Open Season For Medicare Advantage Plans

If it's November, it must be time to start thinking about health insurance.

There's a blitz of stories reminding Medicare beneficiaries to review their prescription drug plan choices to make sure they're in the best one for their needs.

Although drug plans hog the spotlight, the year-end enrollment period is also the time for seniors to enroll in or switch Medicare Advantage plans.

Normally, this event doesn't garner quite so much attention, because in the past if seniors missed the fall enrollment period they had another chance to make changes at the beginning of the next year.

Not anymore. Under the health law, the second enrollment period for Medicare Advantage - from January through March - is going away. With few exceptions, seniors who want to switch Medicare Advantage plans need to do it this fall, or lose out on their chance to do so at all.

The Centers for Medicare and Medicaid Services doesn't estimate how many MA plan members switch plans every year.
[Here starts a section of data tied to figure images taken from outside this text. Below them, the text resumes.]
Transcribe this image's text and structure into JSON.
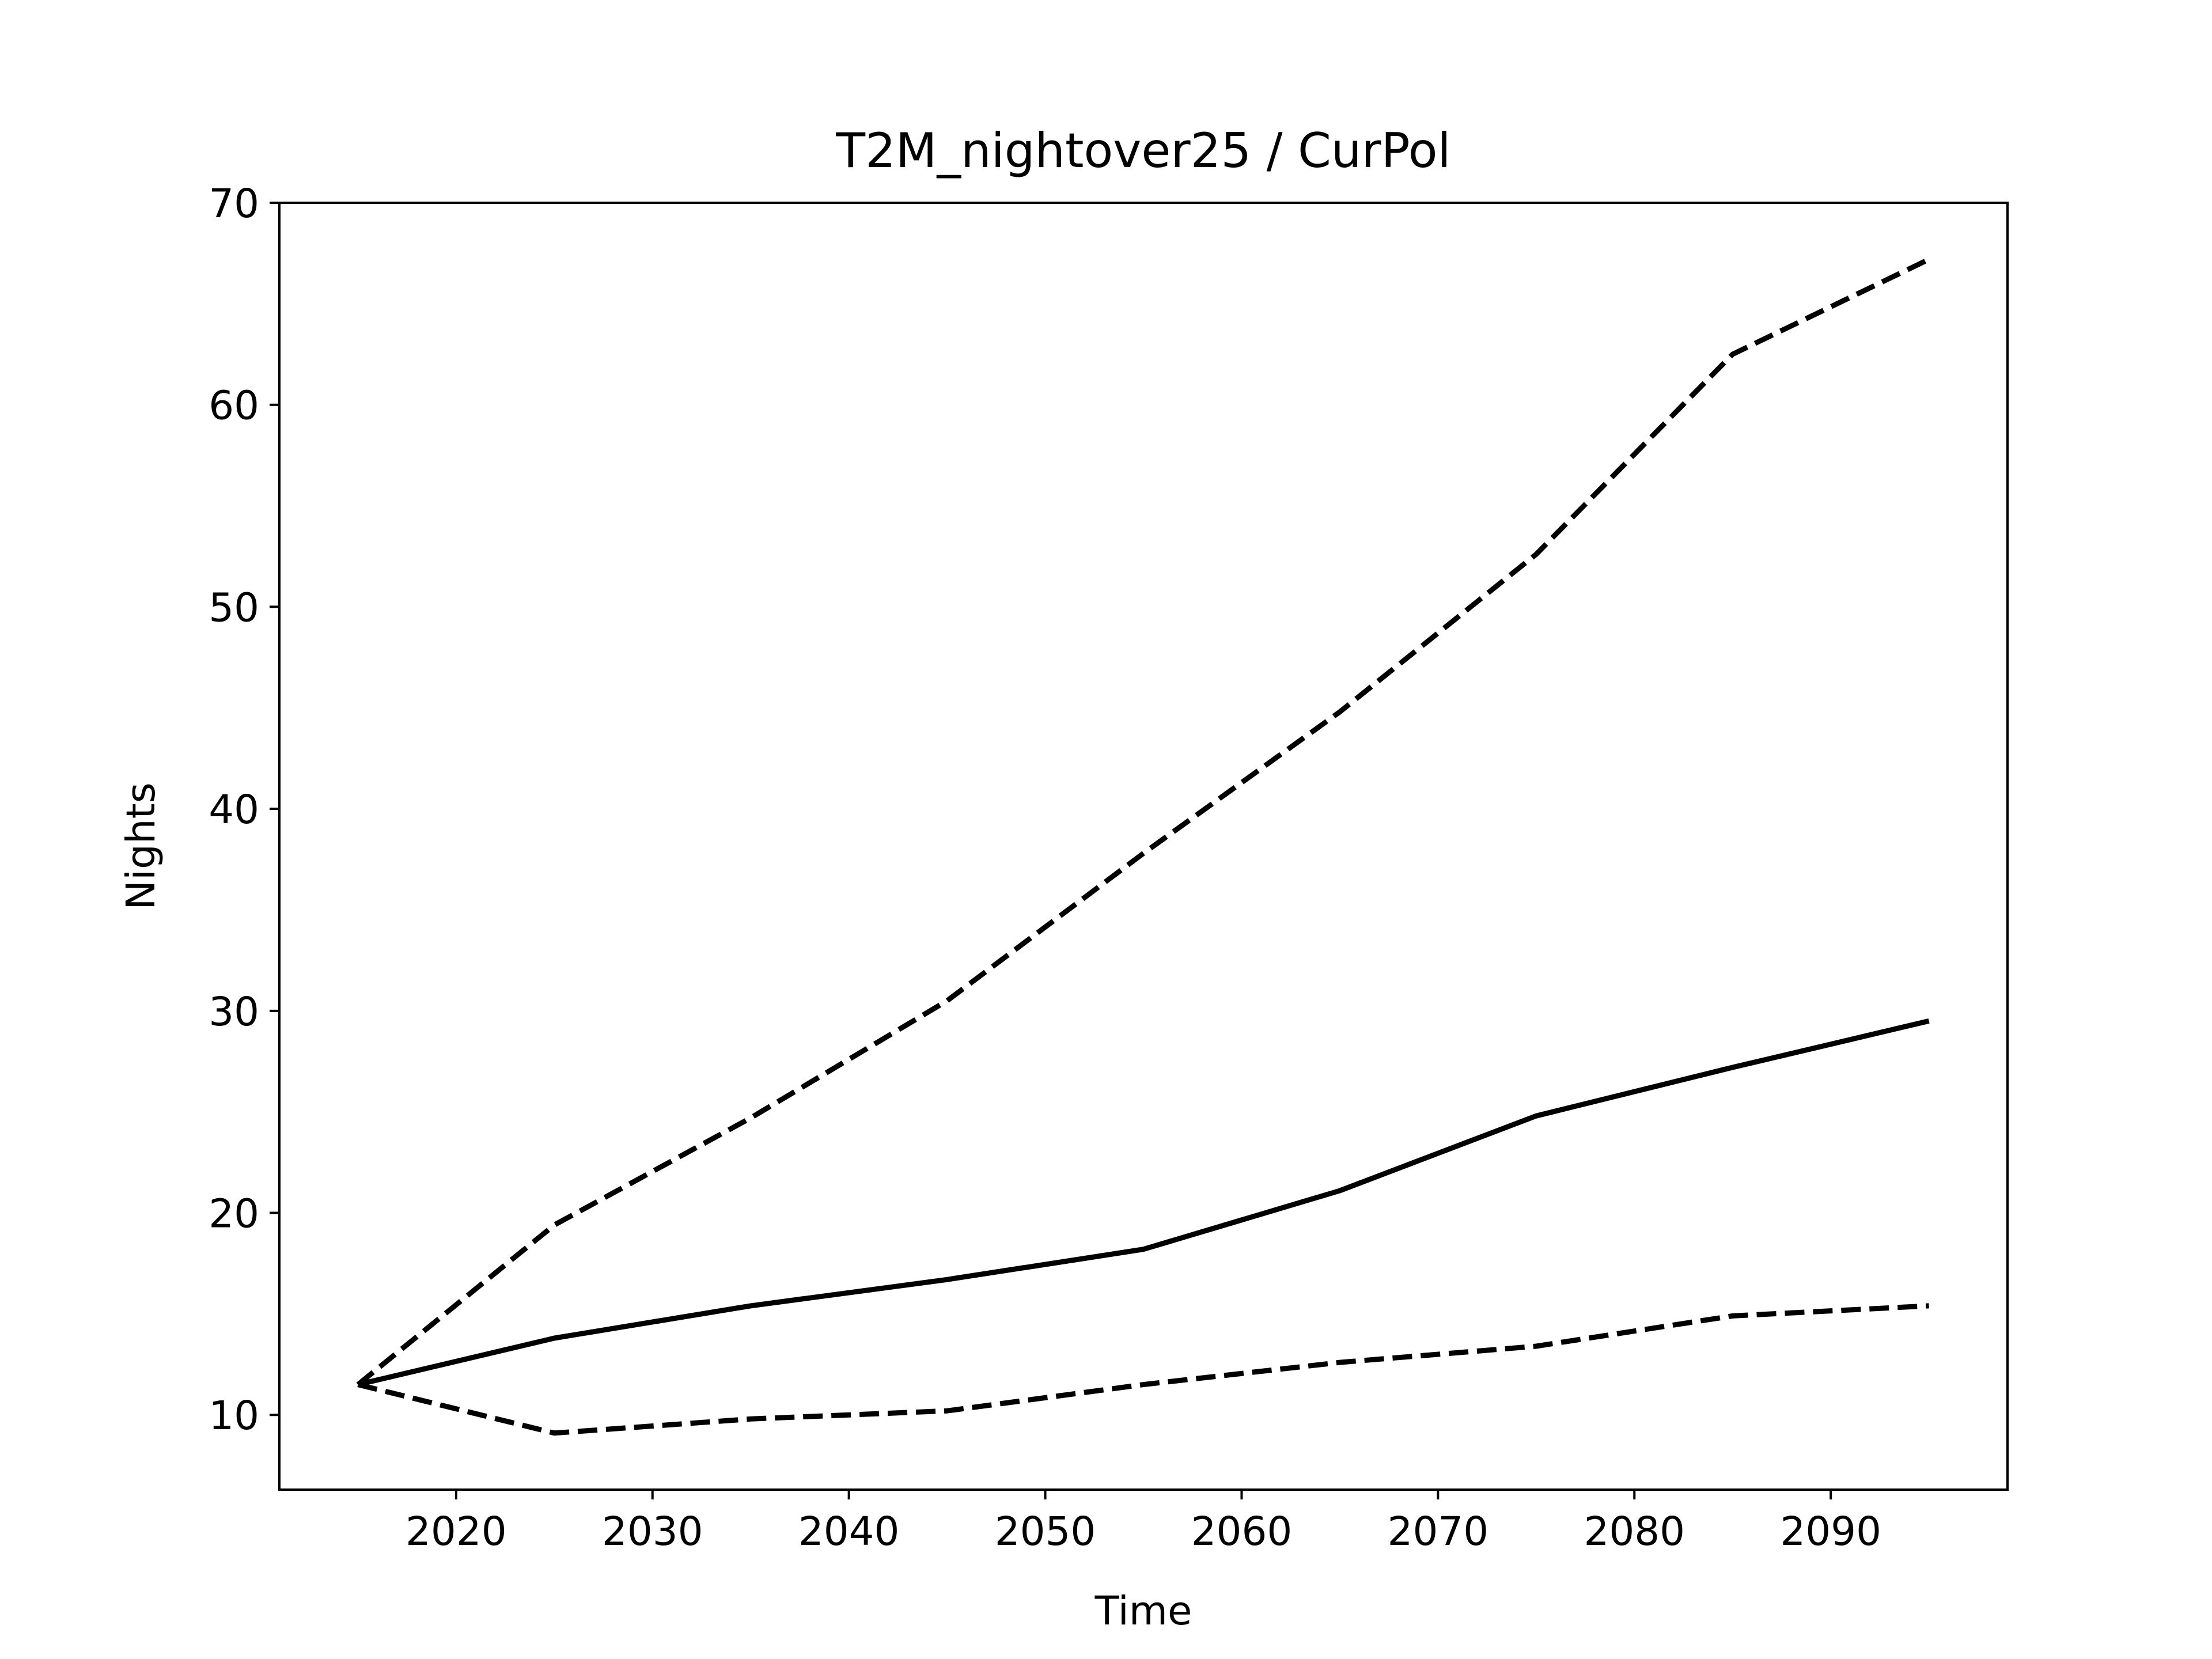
{
  "chart_data": {
    "type": "line",
    "title": "T2M_nightover25 / CurPol",
    "xlabel": "Time",
    "ylabel": "Nights",
    "xlim": [
      2011,
      2099
    ],
    "ylim": [
      6.3,
      70
    ],
    "xticks": [
      2020,
      2030,
      2040,
      2050,
      2060,
      2070,
      2080,
      2090
    ],
    "yticks": [
      10,
      20,
      30,
      40,
      50,
      60,
      70
    ],
    "grid": false,
    "legend": false,
    "x": [
      2015,
      2025,
      2035,
      2045,
      2055,
      2065,
      2075,
      2085,
      2095
    ],
    "series": [
      {
        "style": "solid",
        "color": "#000000",
        "values": [
          11.5,
          13.8,
          15.4,
          16.7,
          18.2,
          21.1,
          24.8,
          27.2,
          29.5
        ]
      },
      {
        "style": "dashed",
        "color": "#000000",
        "values": [
          11.5,
          19.4,
          24.7,
          30.5,
          37.8,
          44.8,
          52.6,
          62.5,
          67.2
        ]
      },
      {
        "style": "dashed",
        "color": "#000000",
        "values": [
          11.5,
          9.1,
          9.8,
          10.2,
          11.5,
          12.6,
          13.4,
          14.9,
          15.4
        ]
      }
    ]
  }
}
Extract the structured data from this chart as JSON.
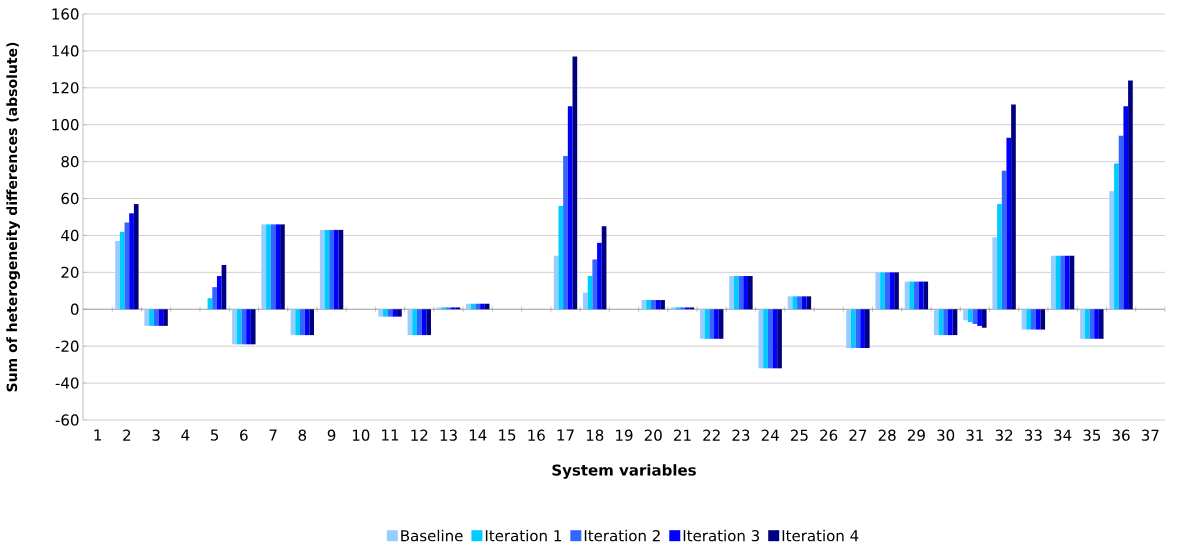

But since nearly a quarter of all Medicare beneficiaries are now in these managed care plans, it's a good bet that at least some of them change plans year to year.

In early 2011, there will still be an enrollment period, or rather, a disenrollment period. From Jan. 1 to Feb. 15, Medicare beneficiaries can leave their Medicare Advantage plan and join traditional Medicare if they wish, and add a drug plan to it. But they can't switch MA plans at that point.

Why the change? Medicare experts say it's an effort to shorten the time insurers market their plans to seniors. "It can help seniors really focus on their choices for a specified time, and not be bombarded for four to six months with marketing," says Joe Baker, president of the Medicare Rights Center, a consumer advocacy group.